(Charley Gallay/Getty Images for Playboy)

Half the trick of business is knowing when to get out, and Hugh Hefner was a great businessman. “His timing was perfect,” said the New York Times obituary, when he died in September 2017. The comment referred to Hefner’s genius for anticipating the desires of a more libertarian, more consumerist post-war America: Playboy was the perfect product for the moment, selling a tasteful vision of sexual freedom — a vision that, crucially, women could buy into.
As far as Hefner was concerned, he was offering women feminism the way it should be. Being a bunny was a way to move beyond prissy morality and claim sexual empowerment. “Women were the major beneficiary of the sexual revolution,” he told Cosmopolitan in 2015. “It permitted them to be natural sexual beings, as men are. That’s where feminism should have been all along.” That was a self-serving definition from a pornographer, but it was one that some women embraced: if feminism was about a woman’s right to choose, they chose to commodify themselves for profit.
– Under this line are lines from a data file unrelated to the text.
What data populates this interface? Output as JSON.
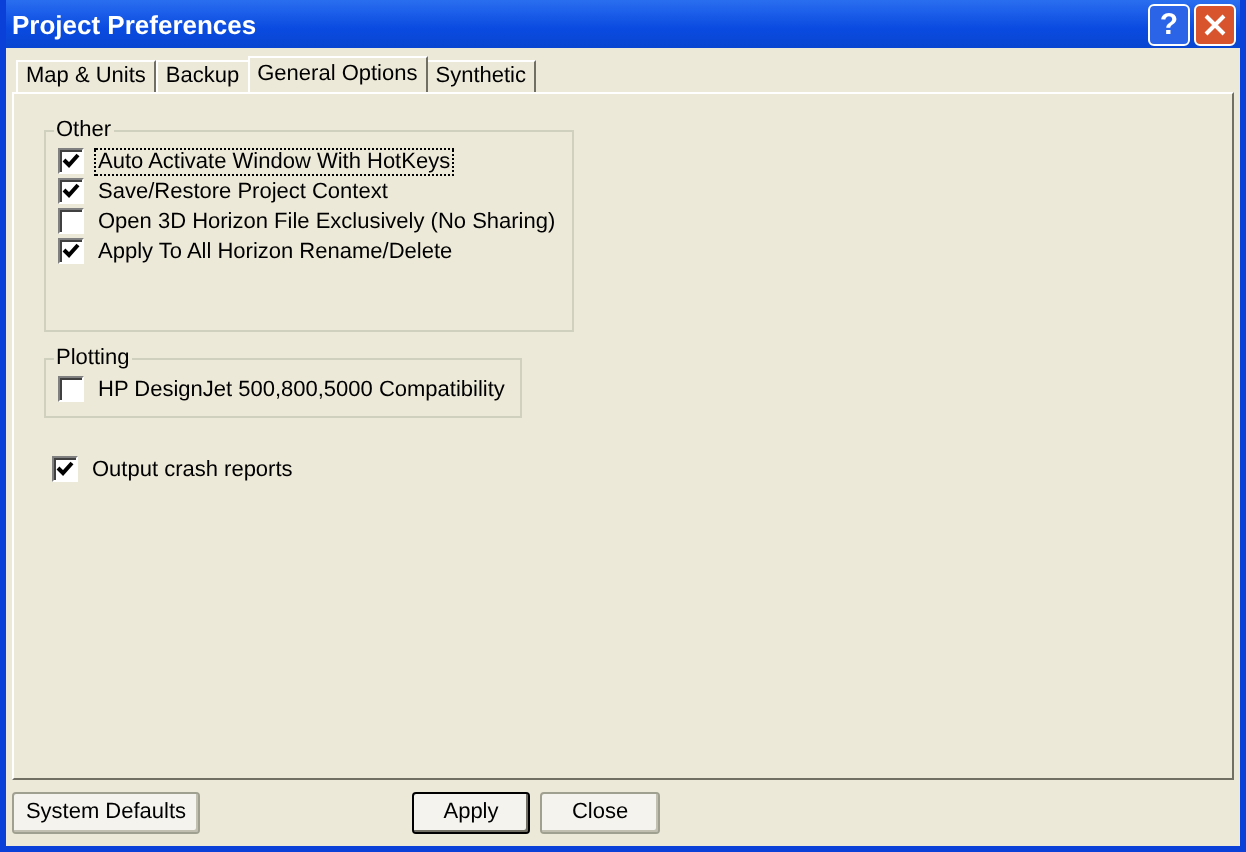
{
  "window": {
    "title": "Project Preferences",
    "help_button": "?"
  },
  "tabs": [
    {
      "label": "Map & Units",
      "selected": false
    },
    {
      "label": "Backup",
      "selected": false
    },
    {
      "label": "General Options",
      "selected": true
    },
    {
      "label": "Synthetic",
      "selected": false
    }
  ],
  "groups": [
    {
      "title": "Other",
      "items": [
        {
          "label": "Auto Activate Window With HotKeys",
          "checked": true,
          "focused": true
        },
        {
          "label": "Save/Restore Project Context",
          "checked": true,
          "focused": false
        },
        {
          "label": "Open 3D Horizon File Exclusively (No Sharing)",
          "checked": false,
          "focused": false
        },
        {
          "label": "Apply To All Horizon Rename/Delete",
          "checked": true,
          "focused": false
        }
      ]
    },
    {
      "title": "Plotting",
      "items": [
        {
          "label": "HP DesignJet 500,800,5000 Compatibility",
          "checked": false,
          "focused": false
        }
      ]
    }
  ],
  "options": [
    {
      "label": "Output crash reports",
      "checked": true,
      "focused": false
    }
  ],
  "buttons": [
    {
      "label": "System Defaults",
      "default": false
    },
    {
      "label": "Apply",
      "default": true
    },
    {
      "label": "Close",
      "default": false
    }
  ]
}
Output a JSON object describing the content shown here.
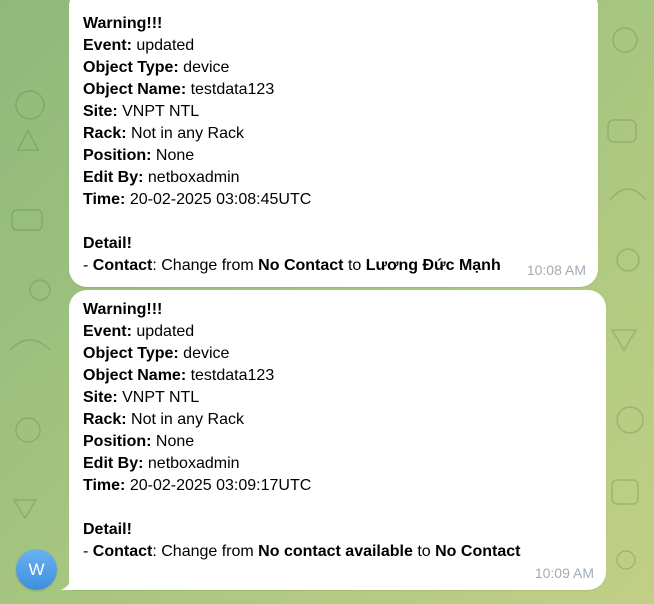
{
  "theme": {
    "bubble_color": "#ffffff",
    "time_color": "#a0acb6",
    "avatar_color": "#4a9fe6"
  },
  "avatar": {
    "initial": "W",
    "icon": "user-avatar"
  },
  "messages": [
    {
      "warning": "Warning!!!",
      "event_label": "Event:",
      "event_value": " updated",
      "object_type_label": "Object Type:",
      "object_type_value": " device",
      "object_name_label": "Object Name:",
      "object_name_value": " testdata123",
      "site_label": "Site:",
      "site_value": " VNPT NTL",
      "rack_label": "Rack:",
      "rack_value": " Not in any Rack",
      "position_label": "Position:",
      "position_value": " None",
      "edit_by_label": "Edit By:",
      "edit_by_value": " netboxadmin",
      "time_label": "Time:",
      "time_value": " 20-02-2025 03:08:45UTC",
      "detail_heading": "Detail!",
      "detail_prefix": "- ",
      "detail_field": "Contact",
      "detail_mid": ": Change from ",
      "detail_from": "No Contact",
      "detail_to_word": " to ",
      "detail_to": "Lương Đức Mạnh",
      "timestamp": "10:08 AM"
    },
    {
      "warning": "Warning!!!",
      "event_label": "Event:",
      "event_value": " updated",
      "object_type_label": "Object Type:",
      "object_type_value": " device",
      "object_name_label": "Object Name:",
      "object_name_value": " testdata123",
      "site_label": "Site:",
      "site_value": " VNPT NTL",
      "rack_label": "Rack:",
      "rack_value": " Not in any Rack",
      "position_label": "Position:",
      "position_value": " None",
      "edit_by_label": "Edit By:",
      "edit_by_value": " netboxadmin",
      "time_label": "Time:",
      "time_value": " 20-02-2025 03:09:17UTC",
      "detail_heading": "Detail!",
      "detail_prefix": "- ",
      "detail_field": "Contact",
      "detail_mid": ": Change from ",
      "detail_from": "No contact available",
      "detail_to_word": " to ",
      "detail_to": "No Contact",
      "timestamp": "10:09 AM"
    }
  ]
}
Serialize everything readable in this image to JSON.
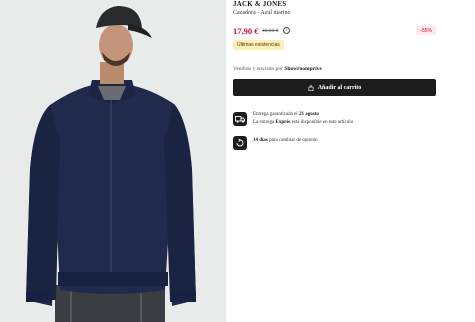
{
  "product": {
    "brand": "JACK & JONES",
    "subtitle": "Cazadora - Azul marino",
    "price": "17,90 €",
    "old_price": "40,00 €",
    "discount": "-55%",
    "stock_badge": "Últimas existencias",
    "seller_prefix": "Vendido y enviado por",
    "seller_name": "Showroomprive",
    "cart_button": "Añadir al carrito"
  },
  "delivery": {
    "line1_prefix": "Entrega garantizada el",
    "line1_date": "21 agosto",
    "line2_prefix": "La entrega",
    "line2_bold": "Exprés",
    "line2_suffix": "está disponible en este artículo"
  },
  "returns": {
    "bold": "14 días",
    "text": "para cambiar de opinión"
  },
  "icons": {
    "info": "info-icon",
    "cart": "shopping-bag-icon",
    "shipping": "delivery-truck-icon",
    "returns": "return-arrow-icon"
  },
  "colors": {
    "price_red": "#c8102e",
    "button_dark": "#1d1d1d",
    "badge_yellow": "#fdf0b6",
    "discount_bg": "#fde7ea"
  }
}
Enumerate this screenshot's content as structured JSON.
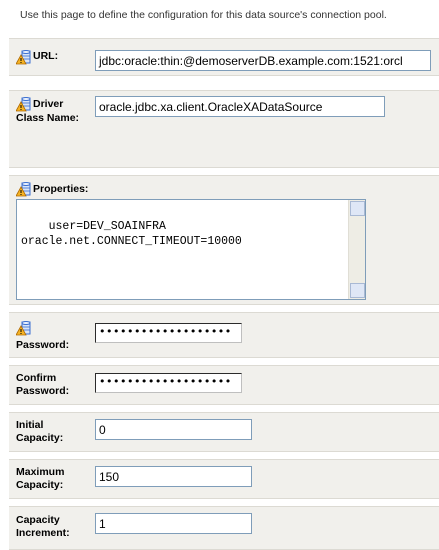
{
  "intro_text": "Use this page to define the configuration for this data source's connection pool.",
  "fields": {
    "url": {
      "label": "URL:",
      "value": "jdbc:oracle:thin:@demoserverDB.example.com:1521:orcl"
    },
    "driver": {
      "label_line1": "Driver",
      "label_line2": "Class Name:",
      "value": "oracle.jdbc.xa.client.OracleXADataSource"
    },
    "properties": {
      "label": "Properties:",
      "value": "user=DEV_SOAINFRA\noracle.net.CONNECT_TIMEOUT=10000"
    },
    "password": {
      "label": "Password:",
      "value": "•••••••••••••••••••"
    },
    "confirm_password": {
      "label_line1": "Confirm",
      "label_line2": "Password:",
      "value": "•••••••••••••••••••"
    },
    "initial_capacity": {
      "label_line1": "Initial",
      "label_line2": "Capacity:",
      "value": "0"
    },
    "maximum_capacity": {
      "label_line1": "Maximum",
      "label_line2": "Capacity:",
      "value": "150"
    },
    "capacity_increment": {
      "label_line1": "Capacity",
      "label_line2": "Increment:",
      "value": "1"
    }
  },
  "icons": {
    "required_field": "warning-db-icon"
  },
  "colors": {
    "section_bg": "#f1f0ec",
    "input_border": "#7f9db9",
    "icon_orange": "#f0a020",
    "icon_blue": "#3a6ed0"
  }
}
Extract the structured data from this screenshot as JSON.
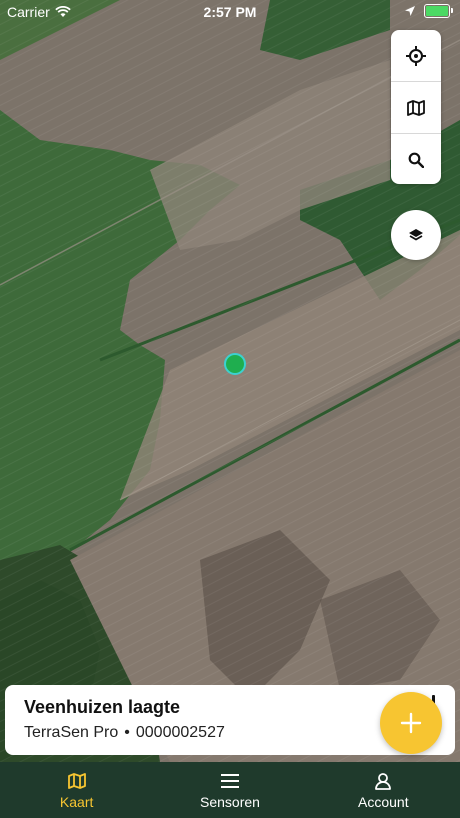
{
  "status_bar": {
    "carrier": "Carrier",
    "time": "2:57 PM",
    "battery_level": 1.0
  },
  "map": {
    "controls": [
      {
        "name": "locate-button",
        "icon": "crosshair-icon"
      },
      {
        "name": "map-type-button",
        "icon": "map-icon"
      },
      {
        "name": "search-button",
        "icon": "search-icon"
      }
    ],
    "layers_icon": "layers-icon",
    "marker_color": "#1fae4f"
  },
  "sensor_card": {
    "name": "Veenhuizen laagte",
    "model": "TerraSen Pro",
    "separator": "•",
    "serial": "0000002527"
  },
  "fab": {
    "icon": "plus-icon",
    "color": "#f7c531"
  },
  "tabs": [
    {
      "label": "Kaart",
      "icon": "map-icon",
      "active": true
    },
    {
      "label": "Sensoren",
      "icon": "menu-icon",
      "active": false
    },
    {
      "label": "Account",
      "icon": "user-icon",
      "active": false
    }
  ],
  "colors": {
    "accent": "#f7c531",
    "tab_bar": "#1f3a2c"
  }
}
But the obituarist was more right about Hefner’s timing than she could have known. Eight days after his death, the same paper published its devastating expose of Harvey Weinstein’s serial sexual assaults against women, and the #MeToo movement quickly assembled in response. You can’t exactly call it luck when a 91-year-old dies, but if Hefner had lasted two weeks longer, the memorials would have been far harsher judgement about his influence on the 20th century.
#MeToo was, broadly, about sexual harassment; but specifically, it was about the fact that sexual harassment could happen even in industries where women’s sexuality was treated as an asset to be exploited, even in circumstances where a woman might cynically be said to have profited from the encounter. Leveraged consent was not consent. A choice made under pressure was no choice at all.
Perhaps Hefner had sensed the coming reckoning. Six months before he died, he summoned Crystal Hefner — his third and last wife, 60 years his junior — to his bedside, and made her promise to “only say good things” when he was gone. Crystal agreed, but the deathbed setting, the frail old man desperately trying to extend his powers beyond mortality? That belongs in a book — and now her promise is the title of Crystal’s memoir, in which she very much does not limit herself to saying only good things.
Life in the Playboy Mansion in the late Noughties, she writes, was controlling and transactional. A strict 6pm curfew applied to Hefner’s girlfriends; in exchange for performing regimented group sex, they got bed, board and $1,000 cash a week. To her credit, Crystal is frank about the reason she and other women entered into this high-gloss servitude. When she first visited the mansion for a Halloween party in 2008, she was 21, and Playboy promised impossible glamour and riches. “That ornate front door looked like the doorway to success, to a place that could make all of our dreams come true.”